Leaning all the way into an unlimited premium tool was a no-brainer, and it is a big reason I now work fluently across the whole AI stack instead of just one model.
Tools I reach for
AI I work across:
Build stack (AI writes the code, I architect and ship):
Common questions
Who is Chris Cousins?
Chris Cousins is an AI Solutions and Implementation Engineer. He builds complete, working AI systems: warehouse digital twins, multi-agent workflows, internal tools, and the RevOps data and automation underneath them. He came up running operations and training at national scale, and now ships full implementations by orchestrating AI as his build partner. He works independently through FlexScaleX LLC.

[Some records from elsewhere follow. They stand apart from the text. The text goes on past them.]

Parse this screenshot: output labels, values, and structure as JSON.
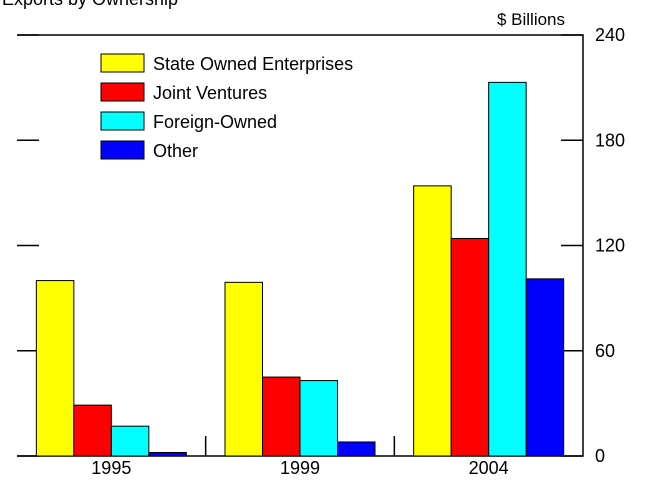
{
  "chart_data": {
    "type": "bar",
    "title": "Exports by Ownership",
    "unit_label": "$ Billions",
    "categories": [
      "1995",
      "1999",
      "2004"
    ],
    "series": [
      {
        "name": "State Owned Enterprises",
        "color": "#ffff00",
        "values": [
          100,
          99,
          154
        ]
      },
      {
        "name": "Joint Ventures",
        "color": "#ff0000",
        "values": [
          29,
          45,
          124
        ]
      },
      {
        "name": "Foreign-Owned",
        "color": "#00ffff",
        "values": [
          17,
          43,
          213
        ]
      },
      {
        "name": "Other",
        "color": "#0000ff",
        "values": [
          2,
          8,
          101
        ]
      }
    ],
    "ylim": [
      0,
      240
    ],
    "yticks": [
      "0",
      "60",
      "120",
      "180",
      "240"
    ],
    "grid": false,
    "legend": "top-left"
  }
}
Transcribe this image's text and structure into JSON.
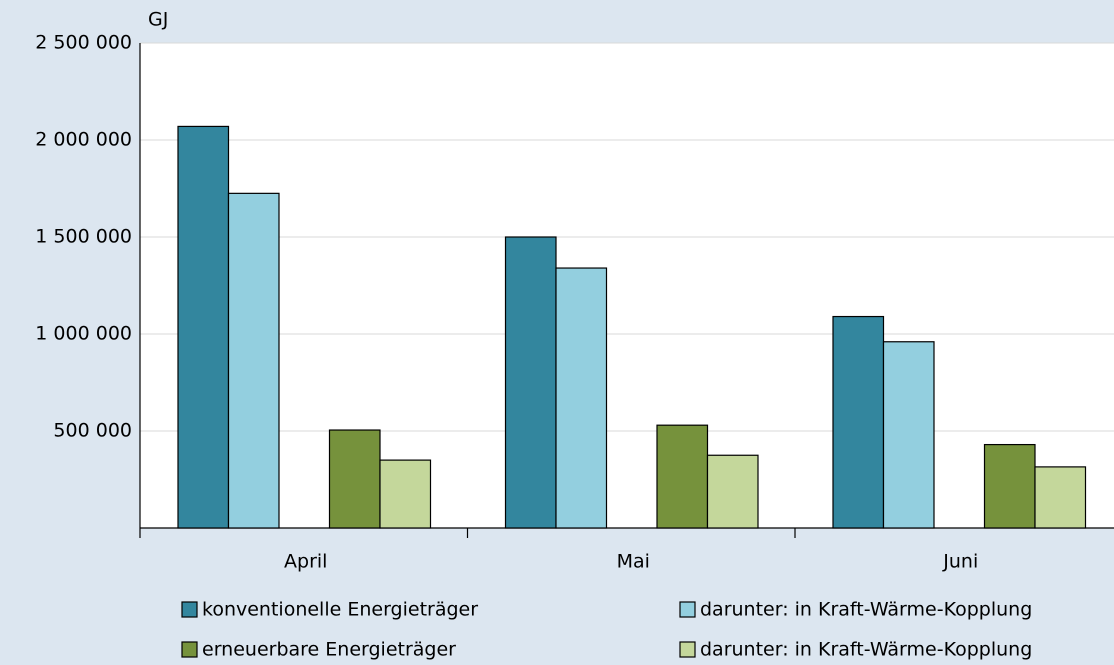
{
  "chart_data": {
    "type": "bar",
    "y_label": "GJ",
    "categories": [
      "April",
      "Mai",
      "Juni"
    ],
    "series": [
      {
        "name": "konventionelle Energieträger",
        "color": "#33869e",
        "values": [
          2070000,
          1500000,
          1090000
        ]
      },
      {
        "name": "darunter: in Kraft-Wärme-Kopplung",
        "color": "#93cfdf",
        "values": [
          1725000,
          1340000,
          960000
        ]
      },
      {
        "name": "erneuerbare Energieträger",
        "color": "#76923c",
        "values": [
          505000,
          530000,
          430000
        ]
      },
      {
        "name": "darunter: in Kraft-Wärme-Kopplung",
        "color": "#c4d79b",
        "values": [
          350000,
          375000,
          315000
        ]
      }
    ],
    "ylim": [
      0,
      2500000
    ],
    "yticks": [
      {
        "value": 500000,
        "label": "500 000"
      },
      {
        "value": 1000000,
        "label": "1 000 000"
      },
      {
        "value": 1500000,
        "label": "1 500 000"
      },
      {
        "value": 2000000,
        "label": "2 000 000"
      },
      {
        "value": 2500000,
        "label": "2 500 000"
      }
    ],
    "grid": true
  }
}
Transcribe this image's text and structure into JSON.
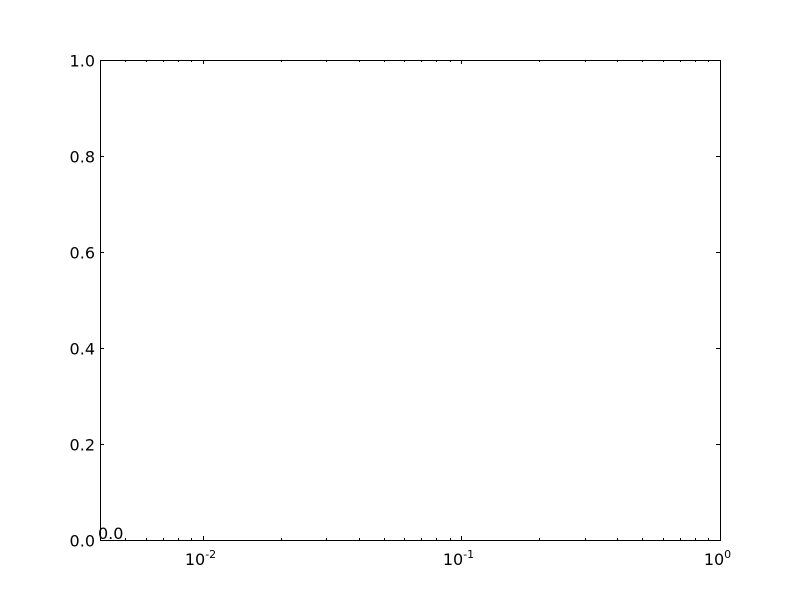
{
  "chart_data": {
    "type": "scatter",
    "title": "",
    "xlabel": "",
    "ylabel": "",
    "x_scale": "log",
    "x_range": [
      0.004,
      1
    ],
    "y_range": [
      0,
      1
    ],
    "x_major_ticks": [
      {
        "value": 0.01,
        "base": "10",
        "exponent": "-2"
      },
      {
        "value": 0.1,
        "base": "10",
        "exponent": "-1"
      },
      {
        "value": 1,
        "base": "10",
        "exponent": "0"
      }
    ],
    "y_ticks": [
      {
        "value": 0.0,
        "label": "0.0"
      },
      {
        "value": 0.2,
        "label": "0.2"
      },
      {
        "value": 0.4,
        "label": "0.4"
      },
      {
        "value": 0.6,
        "label": "0.6"
      },
      {
        "value": 0.8,
        "label": "0.8"
      },
      {
        "value": 1.0,
        "label": "1.0"
      }
    ],
    "annotations": [
      {
        "text": "0.0",
        "x": 0.004,
        "y": 0
      }
    ],
    "series": [],
    "grid": false,
    "colors": {
      "axis": "#000000",
      "background": "#ffffff"
    }
  }
}
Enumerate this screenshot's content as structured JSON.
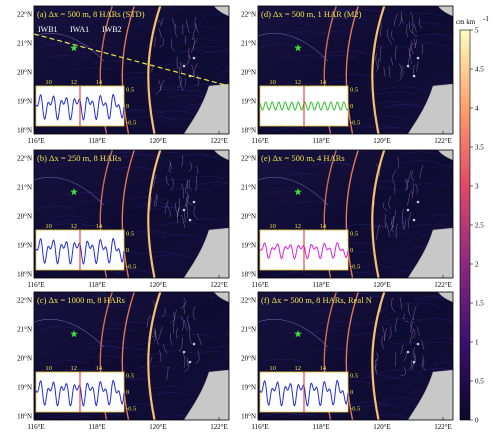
{
  "chart_data": [
    {
      "type": "heatmap",
      "panel": "a",
      "title": "(a) Δx = 500 m, 8 HARs (STD)",
      "wave_labels": [
        "IWB1",
        "IWA1",
        "IWB2"
      ],
      "has_transect": true,
      "inset": {
        "type": "line",
        "series_color": "#1f2fd6",
        "xticks": [
          10,
          12,
          14
        ],
        "yticks": [
          0.5,
          0,
          -0.5
        ],
        "ylim": [
          -0.6,
          0.6
        ],
        "amplitude": 0.4,
        "frequency": "multi",
        "red_line_x": 12.5
      }
    },
    {
      "type": "heatmap",
      "panel": "b",
      "title": "(b) Δx = 250 m, 8 HARs",
      "inset": {
        "type": "line",
        "series_color": "#1f2fd6",
        "xticks": [
          10,
          12,
          14
        ],
        "yticks": [
          0.5,
          0,
          -0.5
        ],
        "ylim": [
          -0.6,
          0.6
        ],
        "amplitude": 0.4,
        "frequency": "multi",
        "red_line_x": 12.5
      }
    },
    {
      "type": "heatmap",
      "panel": "c",
      "title": "(c) Δx = 1000 m, 8 HARs",
      "inset": {
        "type": "line",
        "series_color": "#1f2fd6",
        "xticks": [
          10,
          12,
          14
        ],
        "yticks": [
          0.5,
          0,
          -0.5
        ],
        "ylim": [
          -0.6,
          0.6
        ],
        "amplitude": 0.4,
        "frequency": "multi",
        "red_line_x": 12.5
      }
    },
    {
      "type": "heatmap",
      "panel": "d",
      "title": "(d) Δx = 500 m, 1 HAR (M2)",
      "inset": {
        "type": "line",
        "series_color": "#2fc22f",
        "xticks": [
          10,
          12,
          14
        ],
        "yticks": [
          0.5,
          0,
          -0.5
        ],
        "ylim": [
          -0.6,
          0.6
        ],
        "amplitude": 0.12,
        "frequency": "m2",
        "red_line_x": 12.5
      }
    },
    {
      "type": "heatmap",
      "panel": "e",
      "title": "(e) Δx = 500 m, 4 HARs",
      "inset": {
        "type": "line",
        "series_color": "#e020e0",
        "xticks": [
          10,
          12,
          14
        ],
        "yticks": [
          0.5,
          0,
          -0.5
        ],
        "ylim": [
          -0.6,
          0.6
        ],
        "amplitude": 0.25,
        "frequency": "multi",
        "red_line_x": 12.5
      }
    },
    {
      "type": "heatmap",
      "panel": "f",
      "title": "(f) Δx = 500 m, 8 HARs, Real N",
      "inset": {
        "type": "line",
        "series_color": "#1f2fd6",
        "xticks": [
          10,
          12,
          14
        ],
        "yticks": [
          0.5,
          0,
          -0.5
        ],
        "ylim": [
          -0.6,
          0.6
        ],
        "amplitude": 0.4,
        "frequency": "multi",
        "red_line_x": 12.5
      }
    }
  ],
  "axes": {
    "xticks": [
      "116°E",
      "118°E",
      "120°E",
      "122°E"
    ],
    "yticks": [
      "22°N",
      "21°N",
      "20°N",
      "19°N",
      "18°N"
    ]
  },
  "colorbar": {
    "unit": "cm km",
    "unit_exp": "-1",
    "ticks": [
      "5",
      "4.5",
      "4",
      "3.5",
      "3",
      "2.5",
      "2",
      "1.5",
      "1",
      "0.5",
      "0"
    ],
    "range": [
      0,
      5
    ],
    "colors": [
      "#0d0829",
      "#3b0f70",
      "#8c2981",
      "#de4968",
      "#fe9f6d",
      "#fcfdbf"
    ]
  },
  "colors": {
    "ocean_bg": "#0c0a2e",
    "land": "#c8c8c8",
    "star": "#3ddc3d",
    "transect": "#f2e24a",
    "inset_border": "#e8c23a",
    "red_line": "#e02020"
  }
}
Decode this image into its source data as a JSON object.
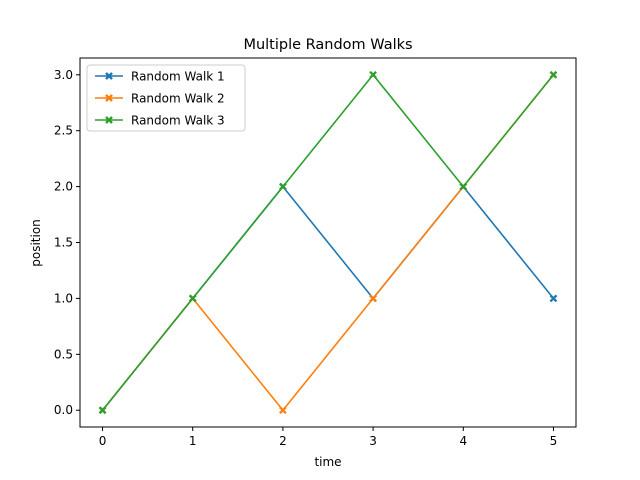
{
  "chart_data": {
    "type": "line",
    "title": "Multiple Random Walks",
    "xlabel": "time",
    "ylabel": "position",
    "x": [
      0,
      1,
      2,
      3,
      4,
      5
    ],
    "xticks": [
      "0",
      "1",
      "2",
      "3",
      "4",
      "5"
    ],
    "yticks": [
      "0.0",
      "0.5",
      "1.0",
      "1.5",
      "2.0",
      "2.5",
      "3.0"
    ],
    "xlim": [
      -0.25,
      5.25
    ],
    "ylim": [
      -0.15,
      3.15
    ],
    "grid": false,
    "legend_position": "upper-left",
    "marker": "x-filled",
    "series": [
      {
        "name": "Random Walk 1",
        "color": "#1f77b4",
        "values": [
          0,
          1,
          2,
          1,
          2,
          1
        ]
      },
      {
        "name": "Random Walk 2",
        "color": "#ff7f0e",
        "values": [
          0,
          1,
          0,
          1,
          2,
          3
        ]
      },
      {
        "name": "Random Walk 3",
        "color": "#2ca02c",
        "values": [
          0,
          1,
          2,
          3,
          2,
          3
        ]
      }
    ]
  }
}
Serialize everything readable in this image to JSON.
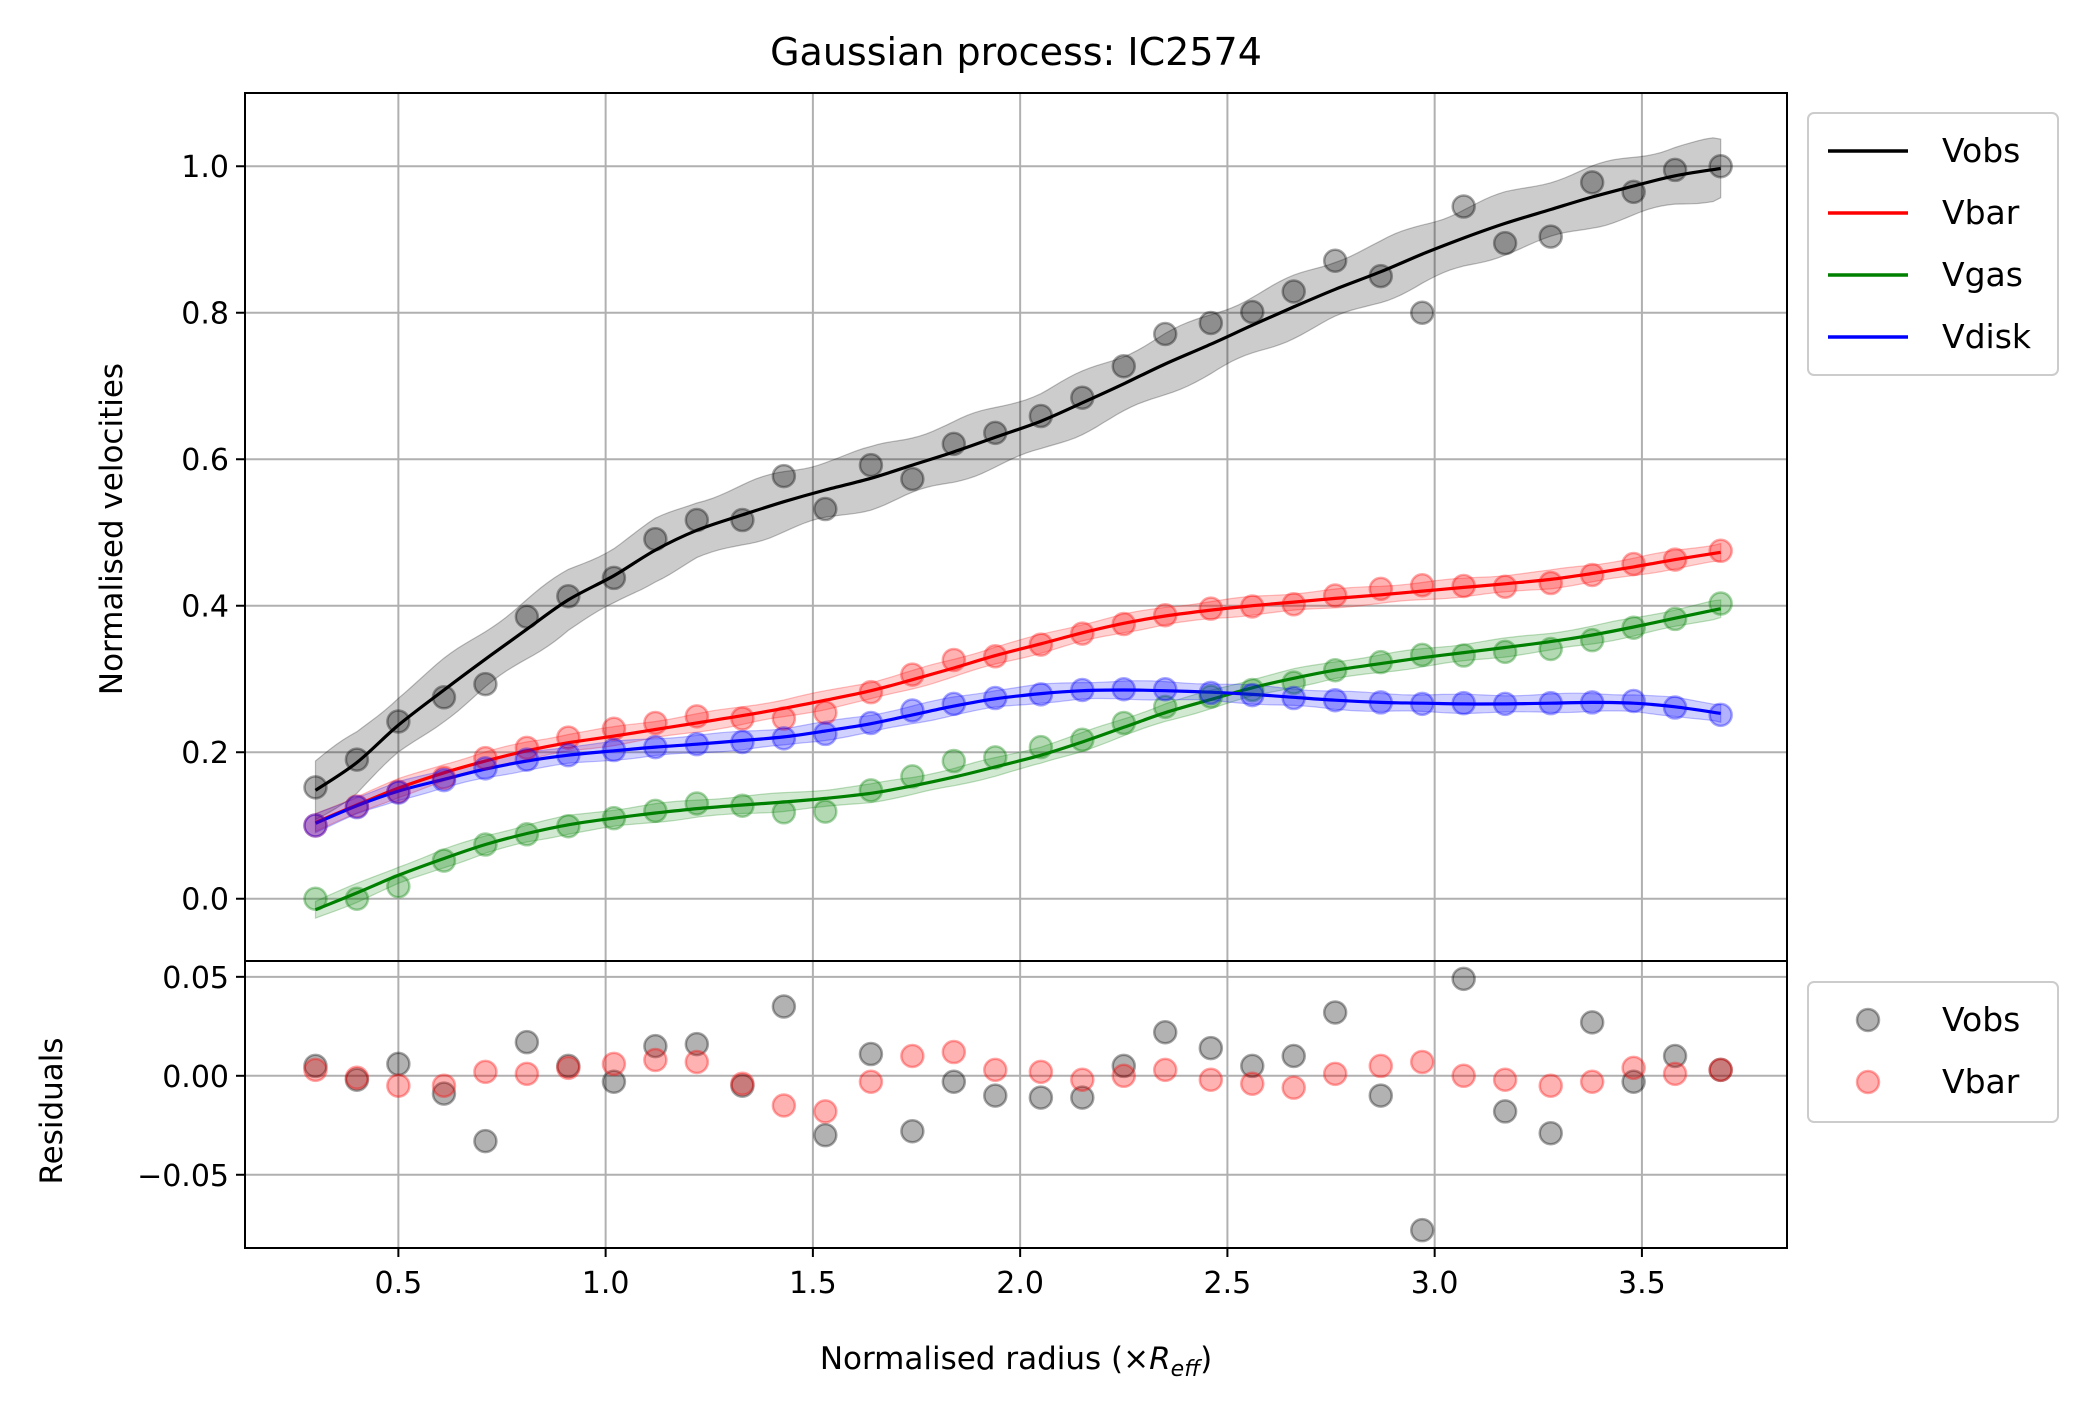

What does an AI Solutions and Implementation Engineer do?
They take a real business problem and deliver working software that solves it, end to end. Not a slide deck or a recommendation, an actual system people use. For Chris that means owning the whole thing: the data model, the AI or automation, the app, and a clean handoff so the team can run it after he leaves.
Is Chris available for hire or contract?
Yes. He is open to full-time AI Solutions / Implementation Engineer and RevOps Engineer roles, plus select consulting contracts through FlexScaleX LLC. The fastest way to reach him is chris@flexscalex.com.
What has Chris built?
A walkable 3D warehouse digital twin wired into live operating systems, a multi-agent consulting engine where AI firms compete and a partner agent synthesizes the result, a multi-source KPI dashboard, a full RevOps CRM rebuild, and a learning platform that takes non-technical people from beginner to confident AI builder. The Work page has the full set, several with live demos you can click.
What is Chris's background?
Operations and training at national scale, then a shift into building the software that fixes the problems he used to manage by hand. He spent 2025 as a Senior Operations Domain Expert for a top-3 AI research lab, and a year in the Perplexity Fellowship (2024 to 2025). He is not a classically trained engineer. He ships real implementations by pairing operational judgment with AI.
What tools and stack does Chris use?
He works fluently across the AI stack (Claude and Claude Code, ChatGPT, Gemini, Perplexity, and more) and builds on Next.js, React, TypeScript, PostgreSQL and Neon, Python, and Vercel. He architects and ships the systems, and AI writes most of the code.